A recent survey undertaken by Harvey Nash and KPMG have found that developers with Java programming skills are in short demand, with no clear pathway at this moment in time to increase the number of professionals in the market. Developers with skills in Java, React and Python are amongst the hardest skills to find, especially in the bigger cities where the demand is greatest.

It’s long been common knowledge that complex programming language skills are desired, with Java one of the most common languages being used in development on modern day builds. Two-thirds of tech leaders in London report shortages in finding available programmers, with figures in the North-West and the North-East continuing to rise. Accompanying this shortage are demands for those skilled in data science and analytics, DevOps and cloud skills, so all talent shortages across the development and data sector need to be addressed.

JavaScript takes lion share

A survey conducted by Jet Brains at the start of 2019 put JavaScript at the forefront of languages being used by developers, taking 69% of the market at that time with another 5% intending to move over to using it. HTML/CSS followed behind at 61%, then SQL with 56%.

With this in mind, it is clear that the skills gap must be addressed to meet this demand. Given that back in 2017 The Royal Society called for an increase in investment to allow schools across the UK to train students in further computing education and new technologies, this is not new nor unexpected. There has been support for this as well as ventures into new curriculum activities in schools to prepare students for the digital skills they will need for their future careers.

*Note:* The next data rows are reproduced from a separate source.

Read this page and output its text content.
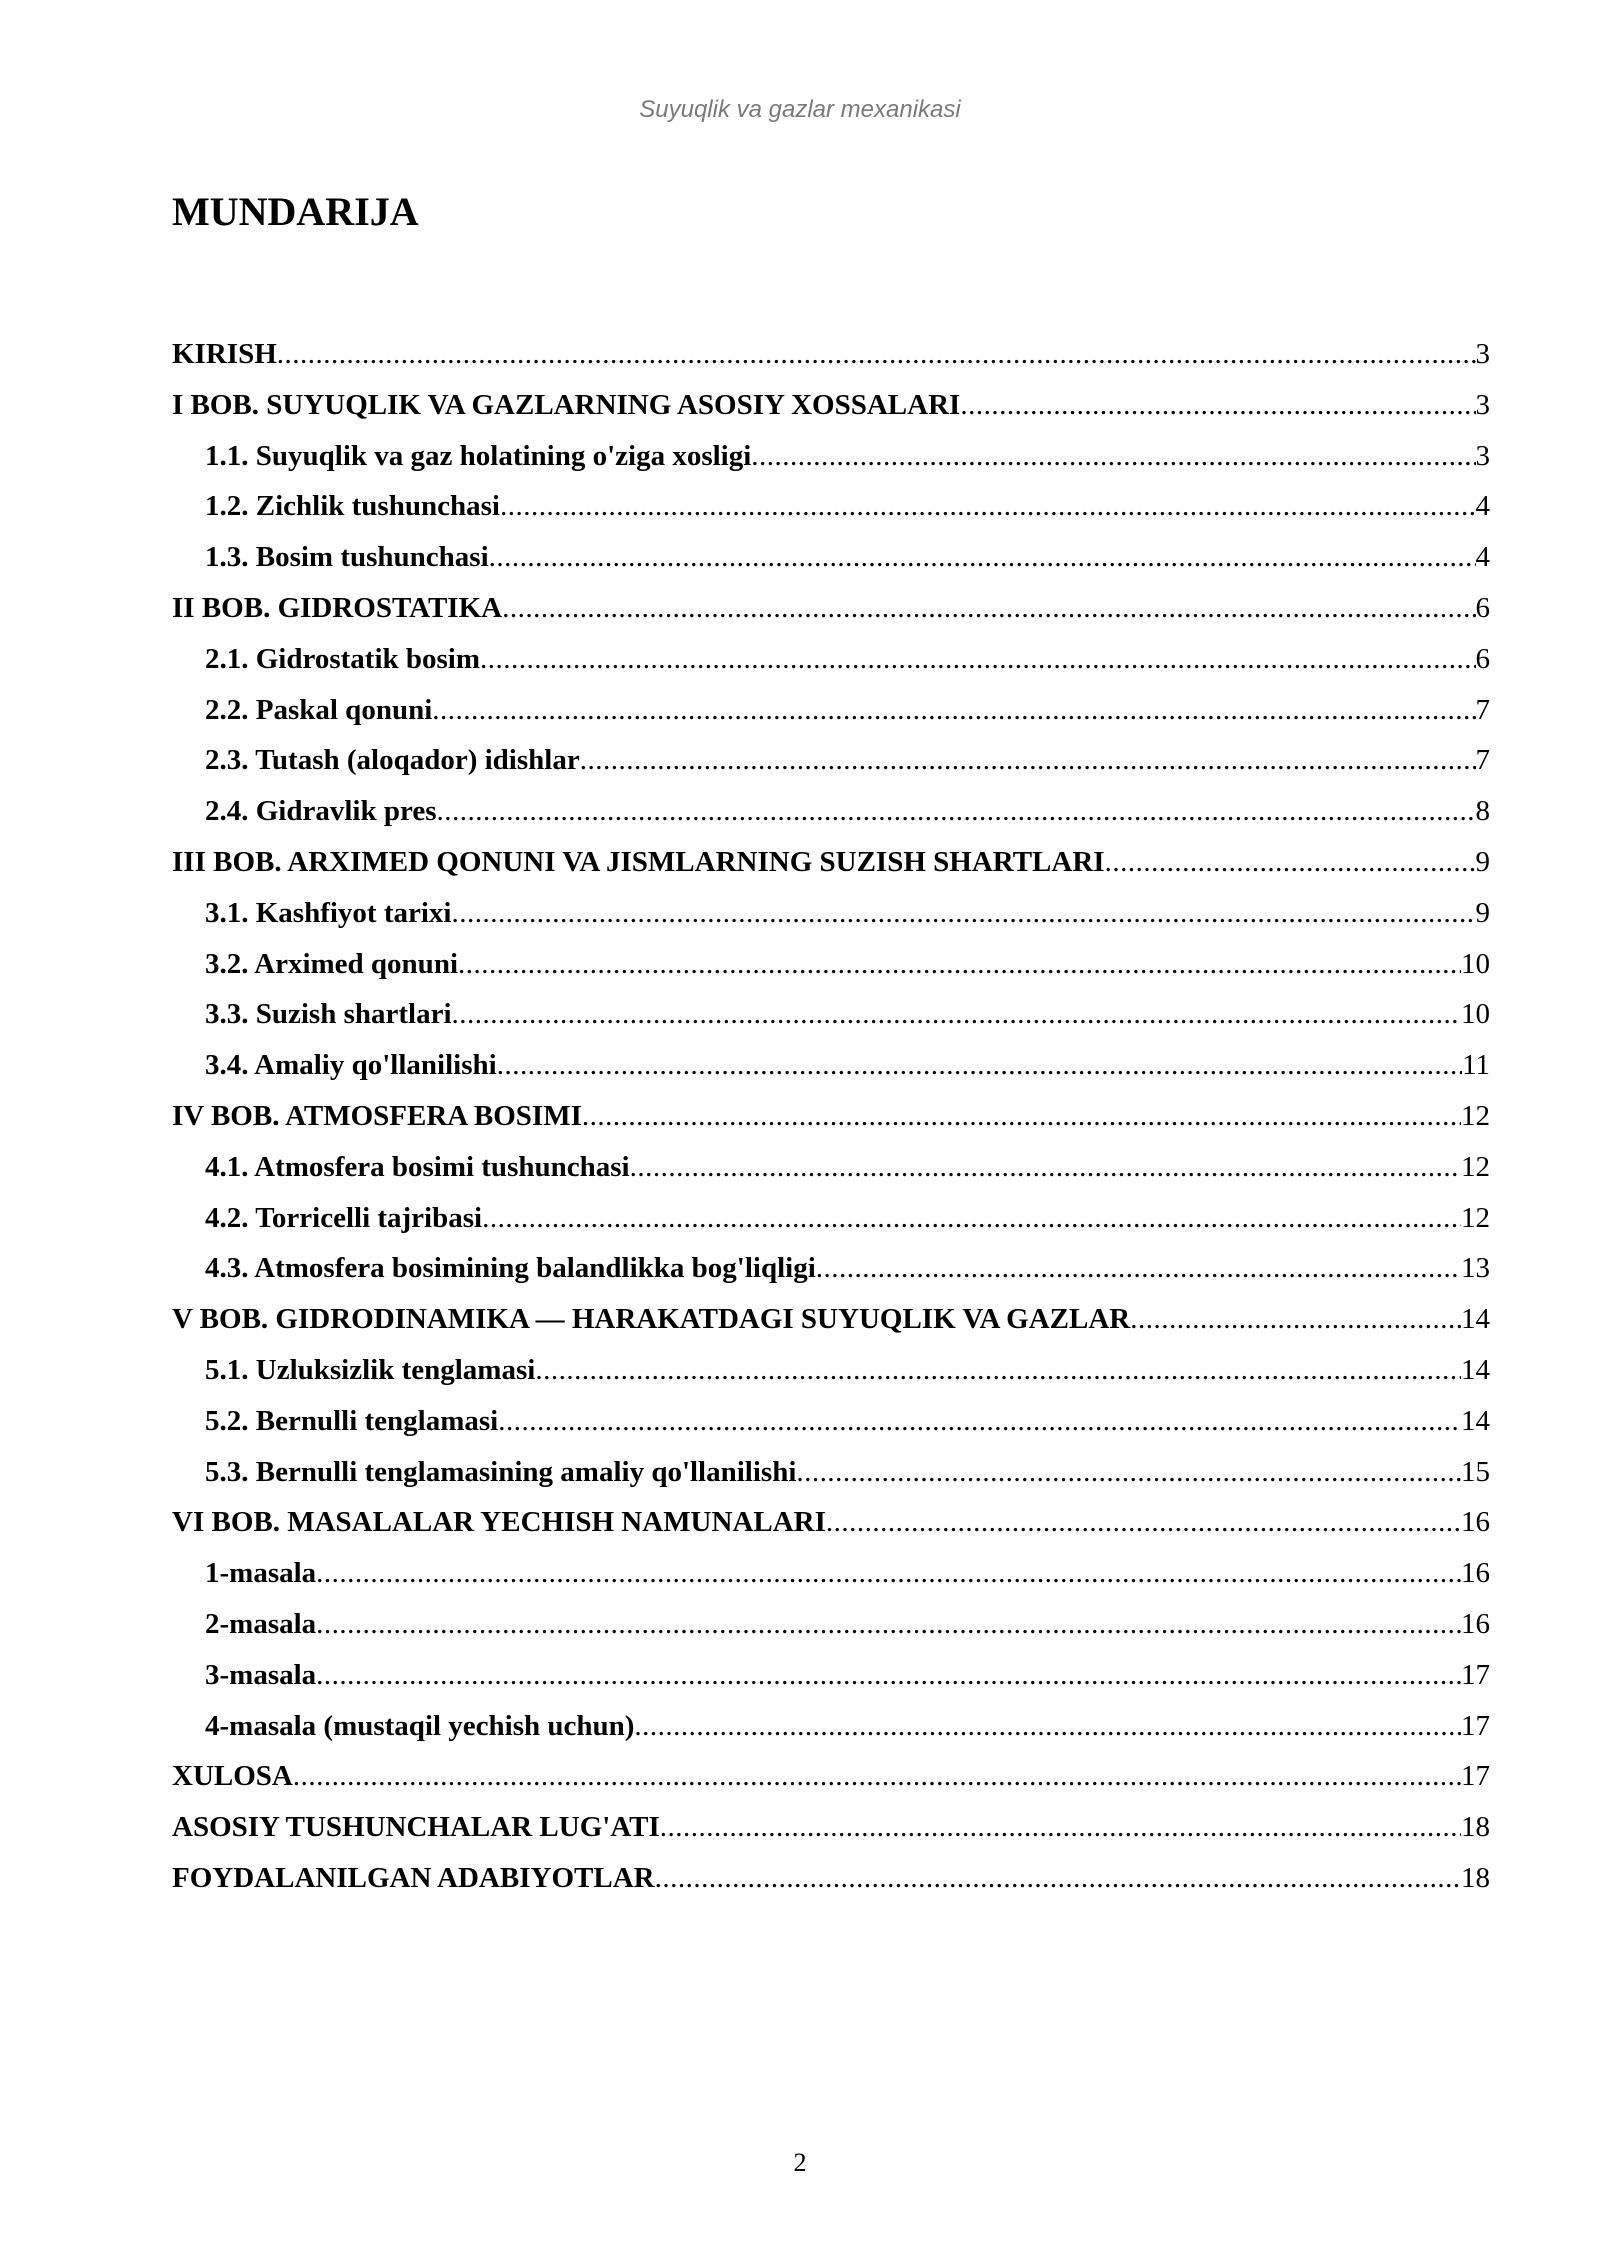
Suyuqlik va gazlar mexanikasi
MUNDARIJA
KIRISH .....	3
I BOB. SUYUQLIK VA GAZLARNING ASOSIY XOSSALARI .....	3
1.1. Suyuqlik va gaz holatining o'ziga xosligi .....	3
1.2. Zichlik tushunchasi .....	4
1.3. Bosim tushunchasi .....	4
II BOB. GIDROSTATIKA .....	6
2.1. Gidrostatik bosim .....	6
2.2. Paskal qonuni .....	7
2.3. Tutash (aloqador) idishlar .....	7
2.4. Gidravlik pres .....	8
III BOB. ARXIMED QONUNI VA JISMLARNING SUZISH SHARTLARI .....	9
3.1. Kashfiyot tarixi .....	9
3.2. Arximed qonuni .....	10
3.3. Suzish shartlari .....	10
3.4. Amaliy qo'llanilishi .....	11
IV BOB. ATMOSFERA BOSIMI .....	12
4.1. Atmosfera bosimi tushunchasi .....	12
4.2. Torricelli tajribasi .....	12
4.3. Atmosfera bosimining balandlikka bog'liqligi .....	13
V BOB. GIDRODINAMIKA — HARAKATDAGI SUYUQLIK VA GAZLAR .....	14
5.1. Uzluksizlik tenglamasi .....	14
5.2. Bernulli tenglamasi .....	14
5.3. Bernulli tenglamasining amaliy qo'llanilishi .....	15
VI BOB. MASALALAR YECHISH NAMUNALARI .....	16
1-masala .....	16
2-masala .....	16
3-masala .....	17
4-masala (mustaqil yechish uchun) .....	17
XULOSA .....	17
ASOSIY TUSHUNCHALAR LUG'ATI .....	18
FOYDALANILGAN ADABIYOTLAR .....	18
2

In addition, Google’s Code with Google tool was launched in early July to aid students and teachers in developing coding skills, right from beginner to advanced levels. Code with Google brings Google’s free resources into one place, such as Grasshopper, CS First and ACS and is available globally.

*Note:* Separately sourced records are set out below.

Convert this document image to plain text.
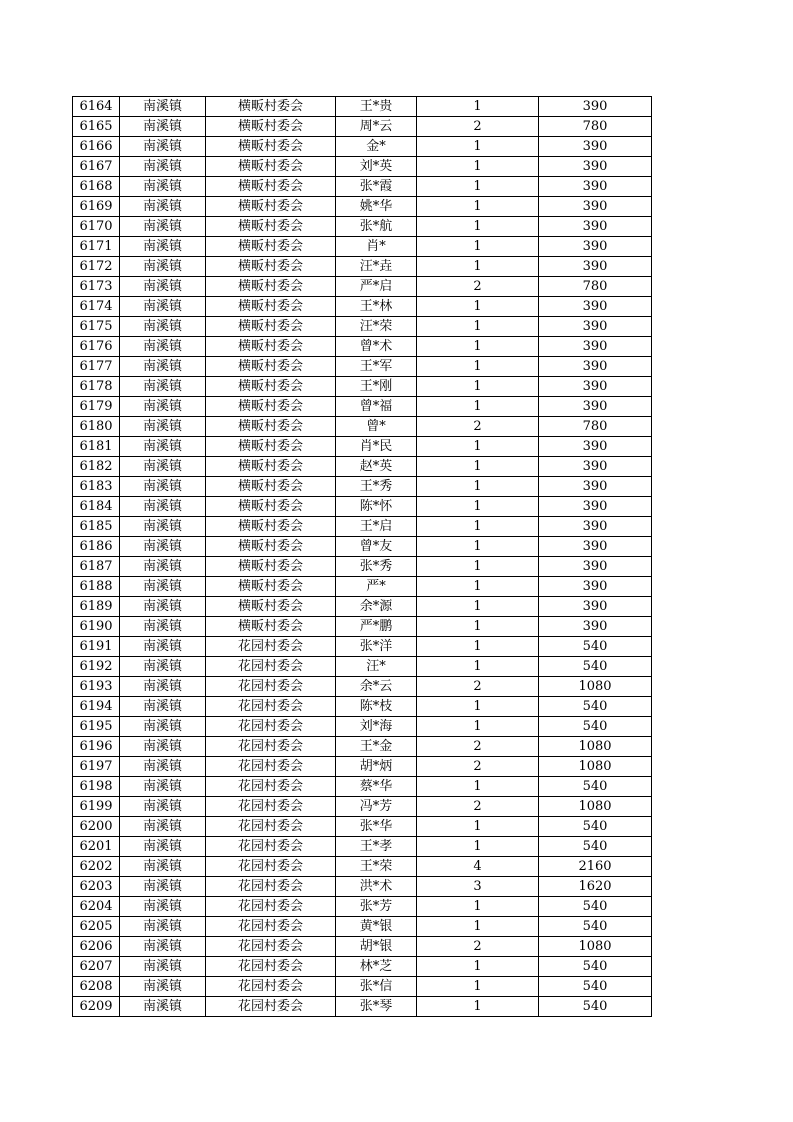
6164	南溪镇	横畈村委会	王*贵	1	390
6165	南溪镇	横畈村委会	周*云	2	780
6166	南溪镇	横畈村委会	金*	1	390
6167	南溪镇	横畈村委会	刘*英	1	390
6168	南溪镇	横畈村委会	张*霞	1	390
6169	南溪镇	横畈村委会	姚*华	1	390
6170	南溪镇	横畈村委会	张*航	1	390
6171	南溪镇	横畈村委会	肖*	1	390
6172	南溪镇	横畈村委会	汪*垚	1	390
6173	南溪镇	横畈村委会	严*启	2	780
6174	南溪镇	横畈村委会	王*林	1	390
6175	南溪镇	横畈村委会	汪*荣	1	390
6176	南溪镇	横畈村委会	曾*术	1	390
6177	南溪镇	横畈村委会	王*军	1	390
6178	南溪镇	横畈村委会	王*刚	1	390
6179	南溪镇	横畈村委会	曾*福	1	390
6180	南溪镇	横畈村委会	曾*	2	780
6181	南溪镇	横畈村委会	肖*民	1	390
6182	南溪镇	横畈村委会	赵*英	1	390
6183	南溪镇	横畈村委会	王*秀	1	390
6184	南溪镇	横畈村委会	陈*怀	1	390
6185	南溪镇	横畈村委会	王*启	1	390
6186	南溪镇	横畈村委会	曾*友	1	390
6187	南溪镇	横畈村委会	张*秀	1	390
6188	南溪镇	横畈村委会	严*	1	390
6189	南溪镇	横畈村委会	余*源	1	390
6190	南溪镇	横畈村委会	严*鹏	1	390
6191	南溪镇	花园村委会	张*洋	1	540
6192	南溪镇	花园村委会	汪*	1	540
6193	南溪镇	花园村委会	余*云	2	1080
6194	南溪镇	花园村委会	陈*枝	1	540
6195	南溪镇	花园村委会	刘*海	1	540
6196	南溪镇	花园村委会	王*金	2	1080
6197	南溪镇	花园村委会	胡*炳	2	1080
6198	南溪镇	花园村委会	蔡*华	1	540
6199	南溪镇	花园村委会	冯*芳	2	1080
6200	南溪镇	花园村委会	张*华	1	540
6201	南溪镇	花园村委会	王*孝	1	540
6202	南溪镇	花园村委会	王*荣	4	2160
6203	南溪镇	花园村委会	洪*术	3	1620
6204	南溪镇	花园村委会	张*芳	1	540
6205	南溪镇	花园村委会	黄*银	1	540
6206	南溪镇	花园村委会	胡*银	2	1080
6207	南溪镇	花园村委会	林*芝	1	540
6208	南溪镇	花园村委会	张*信	1	540
6209	南溪镇	花园村委会	张*琴	1	540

Will JavaScript Be Replaced?

At the moment it certainly seems as if JavaScript skills are where developers need to train in order to both fill the skill gap and also make themselves more desirable to employers. This isn’t likely to change in the near future, but having skills in secondary languages such as Shell scripting, SQL and Python are also highly desirable, as this group of languages are often used in addition for one off projects. The programming language Go in particular has been highlighted as growing very fast in popularity, with 13% of developer in the Jet Brains survey identifying it as a language they would like to adopt, and 18% already using it (up 10% from 2018).